Intel has confirmed that it has been hit with 32 class-action lawsuits over Spectre and Meltdown vulnerabilities. One class-action, filed by the City of Providence, demands $5 billion.
In a statement, Intel said, “30 customer class-action lawsuits and two securities-class action lawsuits have been filed. The customer class-action plaintiffs, who purport to represent various classes of end users of our products, generally claim to have been harmed by Intel’s actions and/or omissions in connection with the security vulnerabilities and assert a variety of common law and statutory claims seeking monetary damages and equitable relief. The securities class action plaintiffs, who purport to represent classes of acquirers of Intel stock between July 27, 2017 and January 4, 2018, generally allege that Intel and certain officers violated securities laws by making statements about Intel’s products and internal controls that were revealed to be false or misleading by the disclosure of the security vulnerabilities.”
Attacks exploiting the flaws could be used to recover encryption keys, passwords and other data stored in memory.
“Intel’s microprocessor chips are defective because they possess significant security vulnerabilities that, if exploited, permit an adversary to access sensitive data stored elsewhere on the machine or in the cloud,” the complaint said.
Intel isn’t the only company to manufacture CPUs that are vulnerable to these flaws.
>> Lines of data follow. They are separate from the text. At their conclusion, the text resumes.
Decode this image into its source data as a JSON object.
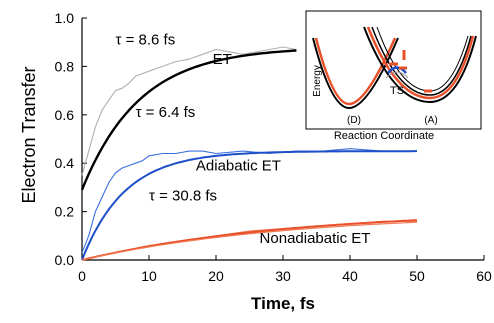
{
  "chart_data": {
    "type": "line",
    "xlabel": "Time, fs",
    "ylabel": "Electron Transfer",
    "xlim": [
      0,
      60
    ],
    "ylim": [
      0,
      1.0
    ],
    "xticks": [
      "0",
      "10",
      "20",
      "30",
      "40",
      "50",
      "60"
    ],
    "yticks": [
      "0.0",
      "0.2",
      "0.4",
      "0.6",
      "0.8",
      "1.0"
    ],
    "grid": false,
    "legend": "none",
    "series": [
      {
        "name": "ET",
        "color": "#000000",
        "fit": {
          "y0": 0.29,
          "yinf": 0.88,
          "tau": 8.6,
          "tmax": 32
        },
        "raw_color": "#b0b0b0",
        "raw": [
          [
            0,
            0.35
          ],
          [
            1,
            0.45
          ],
          [
            2,
            0.55
          ],
          [
            3,
            0.62
          ],
          [
            4,
            0.66
          ],
          [
            5,
            0.7
          ],
          [
            6,
            0.71
          ],
          [
            7,
            0.73
          ],
          [
            8,
            0.76
          ],
          [
            10,
            0.78
          ],
          [
            12,
            0.8
          ],
          [
            14,
            0.82
          ],
          [
            16,
            0.83
          ],
          [
            18,
            0.85
          ],
          [
            20,
            0.87
          ],
          [
            22,
            0.86
          ],
          [
            24,
            0.85
          ],
          [
            26,
            0.86
          ],
          [
            28,
            0.87
          ],
          [
            30,
            0.88
          ],
          [
            32,
            0.87
          ]
        ]
      },
      {
        "name": "Adiabatic ET",
        "color": "#1f4fc8",
        "fit": {
          "y0": 0.0,
          "yinf": 0.45,
          "tau": 6.4,
          "tmax": 50
        },
        "raw_color": "#3b6fe0",
        "raw": [
          [
            0,
            0.03
          ],
          [
            1,
            0.1
          ],
          [
            2,
            0.2
          ],
          [
            3,
            0.26
          ],
          [
            4,
            0.32
          ],
          [
            5,
            0.36
          ],
          [
            6,
            0.38
          ],
          [
            7,
            0.39
          ],
          [
            8,
            0.4
          ],
          [
            9,
            0.41
          ],
          [
            10,
            0.43
          ],
          [
            12,
            0.44
          ],
          [
            14,
            0.44
          ],
          [
            16,
            0.45
          ],
          [
            18,
            0.45
          ],
          [
            20,
            0.44
          ],
          [
            24,
            0.45
          ],
          [
            28,
            0.44
          ],
          [
            32,
            0.45
          ],
          [
            36,
            0.45
          ],
          [
            40,
            0.46
          ],
          [
            45,
            0.45
          ],
          [
            50,
            0.45
          ]
        ]
      },
      {
        "name": "Nonadiabatic ET",
        "color": "#e8502a",
        "fit": {
          "y0": 0.0,
          "yinf": 0.205,
          "tau": 30.8,
          "tmax": 50
        },
        "raw_color": "#f07a55",
        "raw": [
          [
            0,
            0.0
          ],
          [
            5,
            0.03
          ],
          [
            10,
            0.06
          ],
          [
            15,
            0.08
          ],
          [
            20,
            0.1
          ],
          [
            25,
            0.12
          ],
          [
            30,
            0.13
          ],
          [
            35,
            0.14
          ],
          [
            40,
            0.15
          ],
          [
            45,
            0.16
          ],
          [
            50,
            0.16
          ]
        ]
      }
    ],
    "annotations": [
      {
        "id": "tau-et",
        "text": "τ  =  8.6 fs",
        "x": 5,
        "y": 0.89
      },
      {
        "id": "et",
        "text": "ET",
        "x": 19.5,
        "y": 0.81
      },
      {
        "id": "tau-ad",
        "text": "τ  =  6.4 fs",
        "x": 8,
        "y": 0.59
      },
      {
        "id": "ad",
        "text": "Adiabatic ET",
        "x": 17,
        "y": 0.37
      },
      {
        "id": "tau-non",
        "text": "τ = 30.8 fs",
        "x": 10,
        "y": 0.245
      },
      {
        "id": "non",
        "text": "Nonadiabatic ET",
        "x": 26.5,
        "y": 0.07
      }
    ]
  },
  "inset": {
    "ylabel": "Energy",
    "xlabel": "Reaction Coordinate",
    "labels": {
      "donor": "(D)",
      "acceptor": "(A)",
      "ts": "TS"
    }
  }
}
Some of the CPUs built by Advanced Micro Devices have the Spectre vulnerability. ARM has confirmed that three of its cores have some or all of the vulnerabilities.
Intel, ARM and Advanced Micro Devices (AMD) have all been hit with class-action lawsuits over the flaws in the U.S. and overseas.
The U.S. District Court of Northern California last month accused AMD of deceiving shareholders when it reported there was “near zero risk” of its chips being susceptible to the Spectre flaw. Eight days later, AMD reversed its statement.